The UGC has asked universities offering distance education to clearly mention the mode of learning on its certificates and degrees, in a move that is likely to deepen the bias against such courses.
Officially, the government and the higher education regulator are said to consider distance education to be on a par with conventional classroom learning. But instances of distance-mode candidates facing discrimination at job interviews and during promotions are not few or far between.
In a letter to vice-chancellors and directors of all universities and institutions, UGC secretary Jaspal Sandhu said the mode of delivery of a study programme should be reflected in all documents “in order to erase ambiguities between conventional mode degrees with that of ODL (open and distance learning) mode degrees”.
“All institutions offering programme through ODL mode are essentially required to mention ‘Mode of delivery: ODL/Distance’ on all documents issued to students during or after the completion of programme,” the letter said, citing a decision taken at the UGC’s September 2 meeting.
Sandhu pointed out that some institutions offering distance courses had been issuing degrees, mark-sheets, diplomas and certificates to students without indicating the mode of delivery of the programme.
There are 14 dedicated open universities offering only distance courses. Nearly 150 conventional universities have started separate departments to offer distance courses.
No institution mentions “ODL” in its academic transcript. Distance-mode students are usually identified by the name of the university, so such candidates from a conventional university are difficult to pinpoint.
A UGC official said complaints had been received about conventional universities not mentioning the mode of education, leading to ambiguity.
Manoj Killedar, who teaches at Yashwantrao Chavan Maharashtra Open University in Nashik, said: “Mentioning ODL in certificates will strengthen the undue bias against the distance mode and destroy distance education in the long run.”

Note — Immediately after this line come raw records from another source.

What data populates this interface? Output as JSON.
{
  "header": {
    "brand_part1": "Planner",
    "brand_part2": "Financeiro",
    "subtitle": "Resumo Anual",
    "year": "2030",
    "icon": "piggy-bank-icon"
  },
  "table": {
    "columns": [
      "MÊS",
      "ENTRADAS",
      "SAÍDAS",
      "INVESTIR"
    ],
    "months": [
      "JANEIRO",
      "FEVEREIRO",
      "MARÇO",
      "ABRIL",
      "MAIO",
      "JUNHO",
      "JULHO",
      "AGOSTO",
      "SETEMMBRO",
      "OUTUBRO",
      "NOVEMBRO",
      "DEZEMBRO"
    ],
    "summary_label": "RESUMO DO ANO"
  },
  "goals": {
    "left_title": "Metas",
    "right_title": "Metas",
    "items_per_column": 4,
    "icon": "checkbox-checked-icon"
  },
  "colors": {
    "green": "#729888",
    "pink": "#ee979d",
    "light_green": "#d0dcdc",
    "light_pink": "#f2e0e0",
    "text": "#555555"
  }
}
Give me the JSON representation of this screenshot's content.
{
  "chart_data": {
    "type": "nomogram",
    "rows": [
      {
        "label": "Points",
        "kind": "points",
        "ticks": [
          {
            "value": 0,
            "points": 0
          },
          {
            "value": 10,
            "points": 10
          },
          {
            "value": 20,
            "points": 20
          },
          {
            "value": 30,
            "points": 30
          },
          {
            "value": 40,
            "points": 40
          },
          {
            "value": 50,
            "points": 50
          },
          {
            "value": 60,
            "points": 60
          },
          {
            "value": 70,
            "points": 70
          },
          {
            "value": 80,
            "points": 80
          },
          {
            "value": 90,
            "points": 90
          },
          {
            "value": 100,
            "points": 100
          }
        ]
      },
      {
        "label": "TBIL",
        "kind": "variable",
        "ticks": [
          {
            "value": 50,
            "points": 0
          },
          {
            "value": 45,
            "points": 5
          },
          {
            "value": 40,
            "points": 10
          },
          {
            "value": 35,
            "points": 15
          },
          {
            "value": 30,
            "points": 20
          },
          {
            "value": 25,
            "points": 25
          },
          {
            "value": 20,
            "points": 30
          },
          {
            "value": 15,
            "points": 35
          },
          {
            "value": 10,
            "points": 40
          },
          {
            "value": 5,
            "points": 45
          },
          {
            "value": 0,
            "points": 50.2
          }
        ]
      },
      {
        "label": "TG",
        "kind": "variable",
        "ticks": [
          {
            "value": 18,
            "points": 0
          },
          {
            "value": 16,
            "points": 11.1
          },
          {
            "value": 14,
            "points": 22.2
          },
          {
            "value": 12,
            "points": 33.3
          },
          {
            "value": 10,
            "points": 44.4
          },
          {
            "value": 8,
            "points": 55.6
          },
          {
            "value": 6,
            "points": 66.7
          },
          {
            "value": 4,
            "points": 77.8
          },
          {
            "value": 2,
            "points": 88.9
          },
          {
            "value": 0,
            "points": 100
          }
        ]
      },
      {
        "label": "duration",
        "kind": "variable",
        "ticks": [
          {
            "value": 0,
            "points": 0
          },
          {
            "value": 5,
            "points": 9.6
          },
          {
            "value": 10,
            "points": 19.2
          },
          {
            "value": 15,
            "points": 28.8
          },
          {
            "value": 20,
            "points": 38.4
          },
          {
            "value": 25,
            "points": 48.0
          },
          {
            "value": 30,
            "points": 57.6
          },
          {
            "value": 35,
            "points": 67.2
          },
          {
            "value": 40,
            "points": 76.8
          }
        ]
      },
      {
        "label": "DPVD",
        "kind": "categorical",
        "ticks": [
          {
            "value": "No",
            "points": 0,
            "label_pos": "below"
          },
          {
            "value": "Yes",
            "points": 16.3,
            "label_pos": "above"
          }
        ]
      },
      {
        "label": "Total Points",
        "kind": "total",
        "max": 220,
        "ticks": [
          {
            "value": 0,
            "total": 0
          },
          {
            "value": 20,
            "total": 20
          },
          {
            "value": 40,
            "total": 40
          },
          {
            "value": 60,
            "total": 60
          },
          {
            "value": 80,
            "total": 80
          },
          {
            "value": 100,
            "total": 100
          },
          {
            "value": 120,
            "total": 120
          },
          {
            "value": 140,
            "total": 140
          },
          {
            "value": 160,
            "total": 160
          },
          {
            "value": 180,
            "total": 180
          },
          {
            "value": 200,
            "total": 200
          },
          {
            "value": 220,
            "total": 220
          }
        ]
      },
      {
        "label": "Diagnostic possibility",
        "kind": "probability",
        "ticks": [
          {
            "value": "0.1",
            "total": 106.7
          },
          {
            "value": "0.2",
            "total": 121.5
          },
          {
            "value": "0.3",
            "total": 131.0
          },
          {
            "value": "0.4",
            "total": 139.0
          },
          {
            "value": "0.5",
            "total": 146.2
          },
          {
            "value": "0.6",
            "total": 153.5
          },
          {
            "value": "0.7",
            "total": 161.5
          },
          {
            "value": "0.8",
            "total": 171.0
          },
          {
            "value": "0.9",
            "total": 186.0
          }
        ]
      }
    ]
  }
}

He said research findings had shown no difference in learning outcome between distance and classroom students, but the UGC move would needlessly strengthen the divide between the two.
Manoj Kulshrestha, a faculty of the Indira Gandhi National Open University, said distance students were awarded degrees only after they cleared exams having the same question paper as classroom students.
“If they clear the same exam and pass through the same rigor, there is no reason for creating a division between the two modes,” he said.
The UGC directive will be followed only after the academic council of each institution approves it, he said.
Out of 35 million students enrolled for higher education, nearly five million are studying in distance mode. Distance education is cheap and allows students to study at their own pace without having to regularly attend an institution.